Na swojej drodze spotyka Maksa - nie pierwszy raz, ale pierwszy bliższy kontakt mają w przedszkolu, kiedy on odbiera swojego bratanka. A jak się potem okazuje, Maks to przyszywany brat Bartka.
Nina to nie doszła prawniczka. Studiowała prawo, ale nie zaczęła aplikacji. Rzuciła to i zajęła się zielarstwem, które było jej prawdziwą pasją. Oczywiście rodzice tego nie tolerowali, dlatego też odcięli ją od finansów. Dziewczyna ma pomysł na siebie, ale idzie jej ciężko. Zwłaszcza, że zastanawia się, co z ich dawnym współlokatorem. Była świadkiem pewnych wydarzeń, które bardzo odcisnęły na niej piętno. Ona i Natalia chyba mają najbliższą relację, jeśli chodzi o wszystkich współlokatorów. Coś tam o sobie wiedzą, ale wciąż za mało.

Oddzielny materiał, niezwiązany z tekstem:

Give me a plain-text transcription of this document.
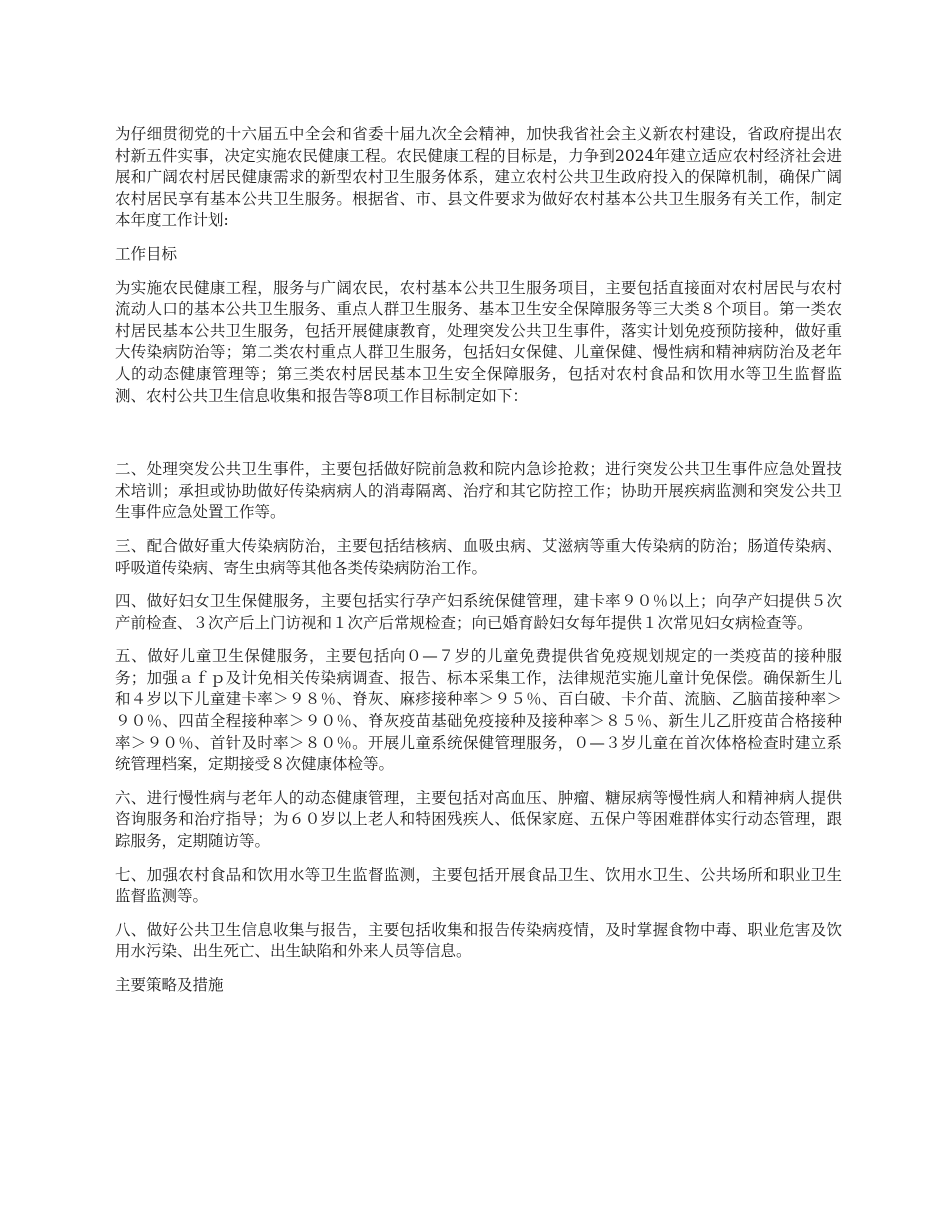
为仔细贯彻党的十六届五中全会和省委十届九次全会精神，加快我省社会主义新农村建设，省政府提出农村新五件实事，决定实施农民健康工程。农民健康工程的目标是，力争到2024年建立适应农村经济社会进展和广阔农村居民健康需求的新型农村卫生服务体系，建立农村公共卫生政府投入的保障机制，确保广阔农村居民享有基本公共卫生服务。根据省、市、县文件要求为做好农村基本公共卫生服务有关工作，制定本年度工作计划:

工作目标

为实施农民健康工程，服务与广阔农民，农村基本公共卫生服务项目，主要包括直接面对农村居民与农村流动人口的基本公共卫生服务、重点人群卫生服务、基本卫生安全保障服务等三大类８个项目。第一类农村居民基本公共卫生服务，包括开展健康教育，处理突发公共卫生事件，落实计划免疫预防接种，做好重大传染病防治等；第二类农村重点人群卫生服务，包括妇女保健、儿童保健、慢性病和精神病防治及老年人的动态健康管理等；第三类农村居民基本卫生安全保障服务，包括对农村食品和饮用水等卫生监督监测、农村公共卫生信息收集和报告等8项工作目标制定如下：

二、处理突发公共卫生事件，主要包括做好院前急救和院内急诊抢救；进行突发公共卫生事件应急处置技术培训；承担或协助做好传染病病人的消毒隔离、治疗和其它防控工作；协助开展疾病监测和突发公共卫生事件应急处置工作等。

三、配合做好重大传染病防治，主要包括结核病、血吸虫病、艾滋病等重大传染病的防治；肠道传染病、呼吸道传染病、寄生虫病等其他各类传染病防治工作。

四、做好妇女卫生保健服务，主要包括实行孕产妇系统保健管理，建卡率９０％以上；向孕产妇提供５次产前检查、３次产后上门访视和１次产后常规检查；向已婚育龄妇女每年提供１次常见妇女病检查等。

五、做好儿童卫生保健服务，主要包括向０—７岁的儿童免费提供省免疫规划规定的一类疫苗的接种服务；加强ａｆｐ及计免相关传染病调查、报告、标本采集工作，法律规范实施儿童计免保偿。确保新生儿和４岁以下儿童建卡率＞９８％、脊灰、麻疹接种率＞９５％、百白破、卡介苗、流脑、乙脑苗接种率＞９０％、四苗全程接种率＞９０％、脊灰疫苗基础免疫接种及接种率＞８５％、新生儿乙肝疫苗合格接种率＞９０％、首针及时率＞８０％。开展儿童系统保健管理服务，０—３岁儿童在首次体格检查时建立系统管理档案，定期接受８次健康体检等。

六、进行慢性病与老年人的动态健康管理，主要包括对高血压、肿瘤、糖尿病等慢性病人和精神病人提供咨询服务和治疗指导；为６０岁以上老人和特困残疾人、低保家庭、五保户等困难群体实行动态管理，跟踪服务，定期随访等。

七、加强农村食品和饮用水等卫生监督监测，主要包括开展食品卫生、饮用水卫生、公共场所和职业卫生监督监测等。

八、做好公共卫生信息收集与报告，主要包括收集和报告传染病疫情，及时掌握食物中毒、职业危害及饮用水污染、出生死亡、出生缺陷和外来人员等信息。

主要策略及措施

Remigiusz z kolei bardzo długo jest zagadką dla czytelnika. Chyba dopiero w drugiej połowie książki można się zorientować, kim tak naprawdę jest, a o czym głośno nie mówi. Nawet w myślach i ciężko w pierwszej chwili się połapać. To taka matka w tym mieszkaniu. Martwi się o wszystkich i stara się zbliżyć swoich współlokatorów. To jemu najbardziej przeszkadza to, że praktycznie nic o sobie nawzajem nie wiedzą, że po pracy nie porozmawiają jak normalni ludzie. Sam często zmienia pracę w korporacji. Pali też nałogowo, praktycznie non stop. Nie jest to jednak zapomniana postać, bowiem jego też spotyka coś niebezpiecznego.
Nowym współlokatorem, który zapoczątkowuje ciąg zmian, jest Bartek. Przyszły lekarz, który to lubi też sobie poimprezować i zaliczyć panienki. Czasami odnosiłam wrażenie, że sam nie do końca wie, czego chce. Zmusza jednak naszą trójkę głównych bohaterów do myślenia nad samymi sobą. Ciężko mi też coś więcej o nim napisać, bo jednak do samego końca Bartek to taka jedna wielka zagadka.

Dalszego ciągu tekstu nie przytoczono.